Only focus on the real coffeehouse environment! If you choose a different post-hoc test as compared to the authors, do you find the same significant differences between products?
This task is very similar to the previous one. The difference is that we have to focus only at the real coffeehouse environment. Furthermore, we are investigating post-hoc tests for the sample factor instead of the environment factor. As an alternative to the authors’ Bonferroni procedure, we, again, draw on Holm’s post-hoc test.

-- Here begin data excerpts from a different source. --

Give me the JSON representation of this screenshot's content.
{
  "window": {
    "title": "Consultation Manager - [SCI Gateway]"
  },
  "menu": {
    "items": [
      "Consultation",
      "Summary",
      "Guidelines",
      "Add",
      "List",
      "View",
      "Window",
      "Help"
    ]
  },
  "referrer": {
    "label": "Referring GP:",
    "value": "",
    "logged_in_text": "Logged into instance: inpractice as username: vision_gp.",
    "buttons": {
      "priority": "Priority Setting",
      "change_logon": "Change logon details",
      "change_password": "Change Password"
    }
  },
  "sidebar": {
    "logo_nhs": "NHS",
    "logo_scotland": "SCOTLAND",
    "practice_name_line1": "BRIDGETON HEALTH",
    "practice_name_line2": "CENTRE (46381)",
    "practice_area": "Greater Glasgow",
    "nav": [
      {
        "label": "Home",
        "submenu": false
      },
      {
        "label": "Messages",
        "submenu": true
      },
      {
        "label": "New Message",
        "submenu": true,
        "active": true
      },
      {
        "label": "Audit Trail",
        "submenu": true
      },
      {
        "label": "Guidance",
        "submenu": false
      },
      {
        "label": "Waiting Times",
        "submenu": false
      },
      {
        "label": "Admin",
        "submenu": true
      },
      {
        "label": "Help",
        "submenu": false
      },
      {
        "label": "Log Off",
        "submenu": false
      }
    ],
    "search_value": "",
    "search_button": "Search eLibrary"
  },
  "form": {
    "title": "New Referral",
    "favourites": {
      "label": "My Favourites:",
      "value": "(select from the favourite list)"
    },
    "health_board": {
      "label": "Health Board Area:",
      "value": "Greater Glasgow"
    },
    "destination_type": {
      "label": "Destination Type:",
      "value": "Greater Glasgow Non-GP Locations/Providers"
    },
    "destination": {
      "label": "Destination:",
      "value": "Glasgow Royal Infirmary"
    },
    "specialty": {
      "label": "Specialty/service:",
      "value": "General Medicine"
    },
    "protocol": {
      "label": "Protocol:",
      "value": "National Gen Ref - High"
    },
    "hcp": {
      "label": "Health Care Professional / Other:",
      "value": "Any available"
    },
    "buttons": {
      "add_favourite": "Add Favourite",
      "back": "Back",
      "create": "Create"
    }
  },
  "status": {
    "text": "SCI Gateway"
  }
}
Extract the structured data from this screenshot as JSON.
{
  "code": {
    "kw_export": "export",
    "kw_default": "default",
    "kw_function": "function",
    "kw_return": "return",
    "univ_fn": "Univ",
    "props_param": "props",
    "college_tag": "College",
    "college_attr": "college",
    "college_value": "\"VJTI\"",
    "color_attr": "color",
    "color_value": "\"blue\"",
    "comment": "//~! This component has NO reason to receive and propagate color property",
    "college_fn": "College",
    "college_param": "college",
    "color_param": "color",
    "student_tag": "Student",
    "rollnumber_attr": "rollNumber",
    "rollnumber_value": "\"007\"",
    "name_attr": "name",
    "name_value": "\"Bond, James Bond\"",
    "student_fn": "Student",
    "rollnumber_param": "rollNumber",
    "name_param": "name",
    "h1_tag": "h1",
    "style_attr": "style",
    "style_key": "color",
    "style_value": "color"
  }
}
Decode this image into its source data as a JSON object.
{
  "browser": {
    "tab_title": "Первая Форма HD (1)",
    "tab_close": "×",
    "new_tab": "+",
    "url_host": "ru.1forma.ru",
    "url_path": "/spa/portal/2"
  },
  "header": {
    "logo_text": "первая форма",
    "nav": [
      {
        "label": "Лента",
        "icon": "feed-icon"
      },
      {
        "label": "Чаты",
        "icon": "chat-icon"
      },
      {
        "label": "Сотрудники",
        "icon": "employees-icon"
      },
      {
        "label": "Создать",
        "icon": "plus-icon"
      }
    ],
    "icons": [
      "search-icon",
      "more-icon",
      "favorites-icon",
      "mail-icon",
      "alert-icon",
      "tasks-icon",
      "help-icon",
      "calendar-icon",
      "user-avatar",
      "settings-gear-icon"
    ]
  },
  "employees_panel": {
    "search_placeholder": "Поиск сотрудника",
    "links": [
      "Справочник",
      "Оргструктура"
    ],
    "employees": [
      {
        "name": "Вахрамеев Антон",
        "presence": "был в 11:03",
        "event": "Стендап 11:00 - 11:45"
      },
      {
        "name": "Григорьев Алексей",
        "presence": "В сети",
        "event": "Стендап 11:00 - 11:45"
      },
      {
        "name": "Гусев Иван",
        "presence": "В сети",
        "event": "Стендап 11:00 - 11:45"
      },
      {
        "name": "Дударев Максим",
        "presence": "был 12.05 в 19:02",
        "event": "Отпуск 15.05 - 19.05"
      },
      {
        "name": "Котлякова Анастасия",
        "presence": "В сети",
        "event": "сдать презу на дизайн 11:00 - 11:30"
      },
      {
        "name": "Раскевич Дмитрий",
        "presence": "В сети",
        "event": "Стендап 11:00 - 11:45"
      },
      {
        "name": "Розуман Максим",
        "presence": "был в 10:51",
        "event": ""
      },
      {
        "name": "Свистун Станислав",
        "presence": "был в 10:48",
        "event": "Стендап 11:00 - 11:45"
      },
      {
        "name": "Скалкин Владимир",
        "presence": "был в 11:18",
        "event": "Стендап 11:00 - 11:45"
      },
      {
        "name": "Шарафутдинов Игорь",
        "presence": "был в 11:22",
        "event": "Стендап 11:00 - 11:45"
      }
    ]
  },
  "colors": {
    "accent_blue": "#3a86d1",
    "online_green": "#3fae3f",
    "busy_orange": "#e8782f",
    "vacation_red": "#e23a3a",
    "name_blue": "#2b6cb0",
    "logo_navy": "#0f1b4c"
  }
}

In the code chunk below we, again, use dplyr’s filter() function to only select rows in d_stacked that correspond to observations made in the real coffeehouse environment.
post_hoc_real_coffeehouse <- d_stacked %>%
dplyr::filter(environment == "Real_Coffeehouse") %>%
with(., pairwise.t.test(
x=liking,
g=sample,
p.adjust.method="holm",
paired=TRUE))
print(post_hoc_real_coffeehouse, digits = 3)
##
## Pairwise comparisons using paired t tests
##
## data: liking and sample
##
## Bar_1shot Siz_1shot Bar_2shot
## Siz_1shot 1 - -
## Bar_2shot 4.49e-07 2.33e-09 -
## Siz_2shot 3.95e-06 4.49e-07 1
##
## P value adjustment method: holm
The resultant matrix presents the p-values of the 4 pair-wise comparisons. We see that at Alpha=5%, the acceptability scores of all product variants are significantly different from each other with the exception of the tests between Bar_1shot and Siz_1shot, as well as between Bar_2shot and Siz_2shot. In conclusion, applying Holm’s instead of Bonferroni’s post-hoc correction does not change the interpretation of the data within the real coffeehouse condition.